I think the following is probably a trivial application of KAM theory, which I know little about, so I am hoping someone can give me an answer pointing me in the right direction.
Suppose I have a Hamiltonian system which is just a collection of $N$ non-interacting harmonic oscillators. The Hamiltonian is $H_0=\sum^N_{i=1}\omega_i J_i$, where $J_i$ are action variables with some conjugate angle variable $\theta_i$ that doesn't appear in the Hamiltonian so all the $J_i$ are trivially conserved. Further suppose the frequencies $\omega_i$ are non-resonant, i.e. for any non-zero set of integers $n_i$ we have $\sum_{i} n_i \omega_i\neq 0$.
Is the perturbed Hamiltonian $H(J,\theta;\lambda)=H_0(J)+\lambda V(J,\theta)$ also integrable for small enough $\lambda$?
I originally asked this question on Physics Stack Exchange, and gave a sketch of an argument that we could construct conserved quantities $J'_i$ to any order in $\lambda$ that are perturbations of the $J_i$ (see here).

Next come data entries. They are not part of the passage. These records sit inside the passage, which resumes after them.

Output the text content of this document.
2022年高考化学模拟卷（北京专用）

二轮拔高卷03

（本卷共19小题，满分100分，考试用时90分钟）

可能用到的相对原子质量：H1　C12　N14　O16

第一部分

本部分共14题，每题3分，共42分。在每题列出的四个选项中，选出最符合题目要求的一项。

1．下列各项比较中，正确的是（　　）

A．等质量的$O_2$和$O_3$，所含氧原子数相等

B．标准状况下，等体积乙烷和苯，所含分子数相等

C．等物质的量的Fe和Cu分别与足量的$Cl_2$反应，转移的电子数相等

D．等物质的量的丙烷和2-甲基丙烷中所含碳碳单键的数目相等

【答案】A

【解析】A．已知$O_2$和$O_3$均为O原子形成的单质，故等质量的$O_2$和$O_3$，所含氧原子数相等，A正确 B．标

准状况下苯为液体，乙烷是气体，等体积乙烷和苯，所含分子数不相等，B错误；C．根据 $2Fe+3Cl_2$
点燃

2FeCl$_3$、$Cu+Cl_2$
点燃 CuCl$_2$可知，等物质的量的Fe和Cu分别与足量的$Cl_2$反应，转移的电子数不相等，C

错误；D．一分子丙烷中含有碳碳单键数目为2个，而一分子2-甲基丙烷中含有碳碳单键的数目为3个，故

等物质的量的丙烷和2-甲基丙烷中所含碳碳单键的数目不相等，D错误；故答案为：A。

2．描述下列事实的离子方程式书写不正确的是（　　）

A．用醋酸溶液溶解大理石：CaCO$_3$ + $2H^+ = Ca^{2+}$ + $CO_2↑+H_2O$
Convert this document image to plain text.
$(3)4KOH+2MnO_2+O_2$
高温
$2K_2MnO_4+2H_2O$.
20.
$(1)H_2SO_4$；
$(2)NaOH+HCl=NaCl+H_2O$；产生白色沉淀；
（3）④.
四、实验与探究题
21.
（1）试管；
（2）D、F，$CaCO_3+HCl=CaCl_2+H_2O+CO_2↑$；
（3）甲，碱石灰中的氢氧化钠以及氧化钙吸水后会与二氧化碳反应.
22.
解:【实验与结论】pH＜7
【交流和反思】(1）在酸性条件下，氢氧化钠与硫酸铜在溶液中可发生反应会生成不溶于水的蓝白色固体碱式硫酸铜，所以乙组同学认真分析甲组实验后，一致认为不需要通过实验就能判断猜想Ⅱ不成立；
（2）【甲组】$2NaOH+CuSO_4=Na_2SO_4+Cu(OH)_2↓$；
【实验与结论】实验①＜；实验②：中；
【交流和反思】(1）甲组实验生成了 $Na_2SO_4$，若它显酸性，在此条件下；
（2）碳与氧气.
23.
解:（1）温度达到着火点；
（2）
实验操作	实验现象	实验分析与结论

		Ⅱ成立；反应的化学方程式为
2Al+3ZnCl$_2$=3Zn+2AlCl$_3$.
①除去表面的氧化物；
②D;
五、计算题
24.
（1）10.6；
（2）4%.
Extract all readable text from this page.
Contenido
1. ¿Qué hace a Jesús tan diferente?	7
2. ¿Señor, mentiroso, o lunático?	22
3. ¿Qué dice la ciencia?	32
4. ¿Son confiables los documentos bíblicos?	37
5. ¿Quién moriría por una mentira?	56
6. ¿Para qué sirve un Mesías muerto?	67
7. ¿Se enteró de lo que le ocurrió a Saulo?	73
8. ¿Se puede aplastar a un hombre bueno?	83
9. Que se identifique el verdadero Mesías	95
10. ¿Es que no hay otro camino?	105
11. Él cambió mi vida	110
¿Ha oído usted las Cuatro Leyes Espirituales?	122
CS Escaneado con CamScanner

But I don't know if I can trust this reasoning and I am really looking for some kind of non-perturbative understanding. My hand-wavy understanding of KAM theory is that the resonant tori are 'destroyed' for arbitrarily small $\lambda$ and then non-resonant tori that are 'close' to the resonant ones are progressively destroyed as $\lambda$ is increased. So I thought perhaps a system with no resonances at $\lambda=0$ maintains integrability for some finite interval of $\lambda$.